Sebagian banyak orang mungkin belum mengetahui tentang potensi bisnis kayu. Di sini akan dibahas tentang potensi bisnis kayu yang awalnya sudah tidak terpakai (limbah kayu/kayu bekas) yang mampu diolah sehingga memiliki nilai jual yang sangat tinggi. Meskipun tahu tentang potensi bisnis kayu, namun tidak semua orang berani terjun dalam  bisnis kayu karena beberapa faktor misalnya belum tahu cara mengawalinya, belum tahu kayu digunakan untuk apa, siapa yang merawat ketika mulai dari bibit hingga panen, lalu yang juga penting adalah setelah besar kayu itu dipasarkan ke mana. Masalah-masalah itu yang mungkin menjadi sehingga hanya beberapa orang saja yang mau menggeluti secara mendalam tentang bisnis kayu.

Perlu diketahui, bahwa baterial kayu bekas tak hanya memiliki nilai ekonomis tinggi. Lebih dari itu, ketidaksempurnaan yang ada di material ini justru memiliki keunikan sendiri. Menurut Irianto, pemilik Cipta Graha Art, furnitur daur ulang diminati konsumen karena produknya unik dan tidak ada kembarannya.

Selain itu, kesan aus dan lusuh dari kayu-kayu bekas tersebut justru mencuatkan sisi historis yang tinggi. “Konsumen pun seakan memiliki benda seni, meski bentuknya hanyalah sebuah furnitur,” katanya.

Bahan baku potongan kayu pun tak sembarangan. Irianto memakai kayu yang bersifat keras dan telah berumur tua. Beberapa di antaranya adalah kayu bekas rumah, kayu bekas kapal, hingga kayu bekas bantalan rel kereta api. Rata-rata kayu bekas tersebut berjenis kayu jati tua. “Kayu-kayu ini tingkat kekeringannya tinggi sehingga tahan air, rayap, dan jamur.”

Menurut Irianto ada tantangan tersendiri kala mengolah kayu bekas.
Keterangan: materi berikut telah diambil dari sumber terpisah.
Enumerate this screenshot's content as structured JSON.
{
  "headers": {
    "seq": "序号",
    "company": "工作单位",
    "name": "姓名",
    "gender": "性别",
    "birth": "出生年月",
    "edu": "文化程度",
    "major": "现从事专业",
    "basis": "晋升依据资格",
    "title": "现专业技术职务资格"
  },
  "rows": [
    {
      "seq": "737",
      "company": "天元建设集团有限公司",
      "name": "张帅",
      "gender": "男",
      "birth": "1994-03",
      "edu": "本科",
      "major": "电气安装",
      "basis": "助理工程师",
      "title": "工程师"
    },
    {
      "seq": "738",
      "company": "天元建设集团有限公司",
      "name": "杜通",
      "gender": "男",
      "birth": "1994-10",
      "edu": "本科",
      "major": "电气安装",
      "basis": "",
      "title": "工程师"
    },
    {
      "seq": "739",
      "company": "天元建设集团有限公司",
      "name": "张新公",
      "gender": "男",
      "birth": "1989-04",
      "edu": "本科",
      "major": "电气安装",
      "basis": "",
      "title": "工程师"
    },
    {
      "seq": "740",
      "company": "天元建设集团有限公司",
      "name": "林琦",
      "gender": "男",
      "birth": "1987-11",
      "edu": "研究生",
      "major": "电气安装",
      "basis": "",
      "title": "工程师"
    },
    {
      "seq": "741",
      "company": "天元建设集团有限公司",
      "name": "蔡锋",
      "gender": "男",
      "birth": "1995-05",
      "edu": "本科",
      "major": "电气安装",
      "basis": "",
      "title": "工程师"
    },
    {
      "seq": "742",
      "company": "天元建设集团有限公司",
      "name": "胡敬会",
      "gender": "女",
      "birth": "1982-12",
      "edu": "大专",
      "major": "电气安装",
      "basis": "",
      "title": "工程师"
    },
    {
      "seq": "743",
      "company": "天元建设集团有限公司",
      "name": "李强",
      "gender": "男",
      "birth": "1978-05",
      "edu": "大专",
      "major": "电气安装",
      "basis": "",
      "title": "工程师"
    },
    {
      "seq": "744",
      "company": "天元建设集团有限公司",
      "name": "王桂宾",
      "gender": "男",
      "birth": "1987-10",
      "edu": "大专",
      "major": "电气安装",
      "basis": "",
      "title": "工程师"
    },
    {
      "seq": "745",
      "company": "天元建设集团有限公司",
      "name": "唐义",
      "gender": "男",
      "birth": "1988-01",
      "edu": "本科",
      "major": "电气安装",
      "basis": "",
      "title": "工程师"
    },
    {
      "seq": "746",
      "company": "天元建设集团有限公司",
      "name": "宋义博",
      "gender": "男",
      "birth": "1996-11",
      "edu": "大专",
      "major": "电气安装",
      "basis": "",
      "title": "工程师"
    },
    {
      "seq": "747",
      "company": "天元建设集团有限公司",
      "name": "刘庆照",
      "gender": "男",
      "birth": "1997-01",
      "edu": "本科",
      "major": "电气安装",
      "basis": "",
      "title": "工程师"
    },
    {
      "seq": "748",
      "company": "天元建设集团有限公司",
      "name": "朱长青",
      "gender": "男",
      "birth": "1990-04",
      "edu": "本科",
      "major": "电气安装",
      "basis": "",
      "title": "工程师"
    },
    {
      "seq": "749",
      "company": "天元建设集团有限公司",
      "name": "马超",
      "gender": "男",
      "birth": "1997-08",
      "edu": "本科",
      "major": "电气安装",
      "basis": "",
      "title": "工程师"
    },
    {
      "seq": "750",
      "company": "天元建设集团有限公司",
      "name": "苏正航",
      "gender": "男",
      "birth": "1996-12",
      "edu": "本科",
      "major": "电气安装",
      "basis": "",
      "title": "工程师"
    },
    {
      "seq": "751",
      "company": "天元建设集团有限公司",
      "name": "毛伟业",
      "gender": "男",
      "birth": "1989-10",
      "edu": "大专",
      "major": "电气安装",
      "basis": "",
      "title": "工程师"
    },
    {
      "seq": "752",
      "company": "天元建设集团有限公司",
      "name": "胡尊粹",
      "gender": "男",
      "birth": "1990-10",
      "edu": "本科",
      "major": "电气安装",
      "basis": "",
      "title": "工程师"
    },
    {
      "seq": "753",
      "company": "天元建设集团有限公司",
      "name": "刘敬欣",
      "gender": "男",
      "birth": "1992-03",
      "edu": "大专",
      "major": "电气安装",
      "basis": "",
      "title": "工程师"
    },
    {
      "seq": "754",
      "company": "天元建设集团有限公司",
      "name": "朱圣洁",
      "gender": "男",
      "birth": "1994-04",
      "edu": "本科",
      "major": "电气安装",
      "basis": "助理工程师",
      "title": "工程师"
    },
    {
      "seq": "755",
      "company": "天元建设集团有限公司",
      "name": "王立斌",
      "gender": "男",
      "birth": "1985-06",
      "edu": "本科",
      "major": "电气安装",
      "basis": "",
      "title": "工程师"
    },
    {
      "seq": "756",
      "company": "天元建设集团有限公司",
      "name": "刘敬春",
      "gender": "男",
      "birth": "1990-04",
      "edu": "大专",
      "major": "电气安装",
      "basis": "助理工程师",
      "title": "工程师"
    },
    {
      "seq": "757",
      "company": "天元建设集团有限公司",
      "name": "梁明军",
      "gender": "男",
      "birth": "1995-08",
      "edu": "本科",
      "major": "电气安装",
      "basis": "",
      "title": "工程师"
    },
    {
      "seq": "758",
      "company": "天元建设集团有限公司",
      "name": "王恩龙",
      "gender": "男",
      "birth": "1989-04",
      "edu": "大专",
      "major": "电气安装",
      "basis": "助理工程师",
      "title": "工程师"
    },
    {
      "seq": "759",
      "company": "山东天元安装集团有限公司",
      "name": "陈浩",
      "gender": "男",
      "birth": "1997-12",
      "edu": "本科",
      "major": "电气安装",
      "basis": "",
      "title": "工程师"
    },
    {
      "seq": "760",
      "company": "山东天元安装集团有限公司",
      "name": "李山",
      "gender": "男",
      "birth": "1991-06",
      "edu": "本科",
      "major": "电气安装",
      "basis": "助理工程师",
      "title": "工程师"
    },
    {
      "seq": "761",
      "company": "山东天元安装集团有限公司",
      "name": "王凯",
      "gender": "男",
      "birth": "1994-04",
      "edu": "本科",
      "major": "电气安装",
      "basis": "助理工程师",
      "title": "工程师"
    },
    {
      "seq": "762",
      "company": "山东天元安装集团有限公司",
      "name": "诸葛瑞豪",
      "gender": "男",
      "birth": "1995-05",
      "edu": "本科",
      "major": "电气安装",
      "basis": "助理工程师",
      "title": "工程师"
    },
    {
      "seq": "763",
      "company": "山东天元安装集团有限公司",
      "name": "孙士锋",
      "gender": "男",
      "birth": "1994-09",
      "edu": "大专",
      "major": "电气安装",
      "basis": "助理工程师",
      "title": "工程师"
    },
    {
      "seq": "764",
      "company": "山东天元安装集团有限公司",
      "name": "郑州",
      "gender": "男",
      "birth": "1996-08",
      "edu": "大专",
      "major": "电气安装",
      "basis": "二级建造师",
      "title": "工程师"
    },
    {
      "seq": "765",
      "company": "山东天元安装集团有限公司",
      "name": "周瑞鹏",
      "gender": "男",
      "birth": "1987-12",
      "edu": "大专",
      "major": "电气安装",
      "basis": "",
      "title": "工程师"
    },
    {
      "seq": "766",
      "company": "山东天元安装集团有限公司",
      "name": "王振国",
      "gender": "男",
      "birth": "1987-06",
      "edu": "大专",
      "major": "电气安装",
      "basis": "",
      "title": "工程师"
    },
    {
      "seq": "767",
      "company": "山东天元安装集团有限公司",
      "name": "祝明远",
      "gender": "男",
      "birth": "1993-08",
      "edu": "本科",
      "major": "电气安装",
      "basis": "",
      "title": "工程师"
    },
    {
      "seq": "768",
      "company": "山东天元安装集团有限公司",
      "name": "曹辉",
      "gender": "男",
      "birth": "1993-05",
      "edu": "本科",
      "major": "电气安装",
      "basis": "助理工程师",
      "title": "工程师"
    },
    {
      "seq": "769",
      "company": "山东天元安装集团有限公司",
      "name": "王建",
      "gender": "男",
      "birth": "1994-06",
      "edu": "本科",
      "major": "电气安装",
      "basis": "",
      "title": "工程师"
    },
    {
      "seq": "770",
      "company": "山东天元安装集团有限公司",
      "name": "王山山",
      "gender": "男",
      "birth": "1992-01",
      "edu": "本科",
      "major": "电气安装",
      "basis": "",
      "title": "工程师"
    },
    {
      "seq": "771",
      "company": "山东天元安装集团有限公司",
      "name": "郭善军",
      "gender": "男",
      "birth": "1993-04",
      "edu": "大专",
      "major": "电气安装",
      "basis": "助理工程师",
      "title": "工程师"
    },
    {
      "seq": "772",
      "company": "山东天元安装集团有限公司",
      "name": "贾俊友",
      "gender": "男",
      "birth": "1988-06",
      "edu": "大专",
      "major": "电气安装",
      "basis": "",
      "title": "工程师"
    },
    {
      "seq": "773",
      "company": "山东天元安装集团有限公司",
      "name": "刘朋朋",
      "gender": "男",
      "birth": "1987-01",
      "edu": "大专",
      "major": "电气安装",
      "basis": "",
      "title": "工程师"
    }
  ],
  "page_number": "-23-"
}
Karena bentuknya tak beraturan, dia harus menyesuaikan tiap palet kayu dengan desain furnitur yang akan dibuat. Tak jarang, dia harus mencopot paku-paku besar yang tertanam di kayu kapal dan bantalan kereta api.

Suwartini dari CV Nuansa Kayu Bekas, juga menyatakan hal serupa. Berbeda dengan furnitur baru yang mulus, konsumen justru akan menemukan lubang-lubang bekas paku, baut, ataupun kawat di permukaan kayu. Namun demikian, ketidaksempurnaan tersebut justru menghasilkan kesan unik dan antik.

Namun demikian, Suwartini tetap memilih dan menyeleksi palet-palet kayu yang akan digunakan sebagai bahan baku. “Meski bentukannya tak sempurna, kami pastikan kayu-kayu tersebut kuat dan bisa digunakan dalam jangka waktu lama,” kata Suwantini.

Seiring meningkatnya permintaan dari buyer asing, Irianto terus mendorong kapasitas produksi dengan cara menambah jumlah karyawan. Jika di awal dia hanya memiliki 10 orang perajin kayu, kini Irianto dibantu oleh 60 orang perajin tetap. “Saya juga mengusung konsep perajin plasma. Jumlah perajin plasma yang saya bina mencapai 100 orang perajin.”

Untuk bahan baku, CV Nuansa Kayu Bekas mendapatkan kayu-kayu bekas tersebut dari rekanan supplier. Sedangkan, Irianto mendapatkan material kayu kapal dari beberapa nelayan dari berbagai daerah di Pantai Utara Pulau Jawa, antara lain Madura, Jember, Banyuwangi, dan Tuban.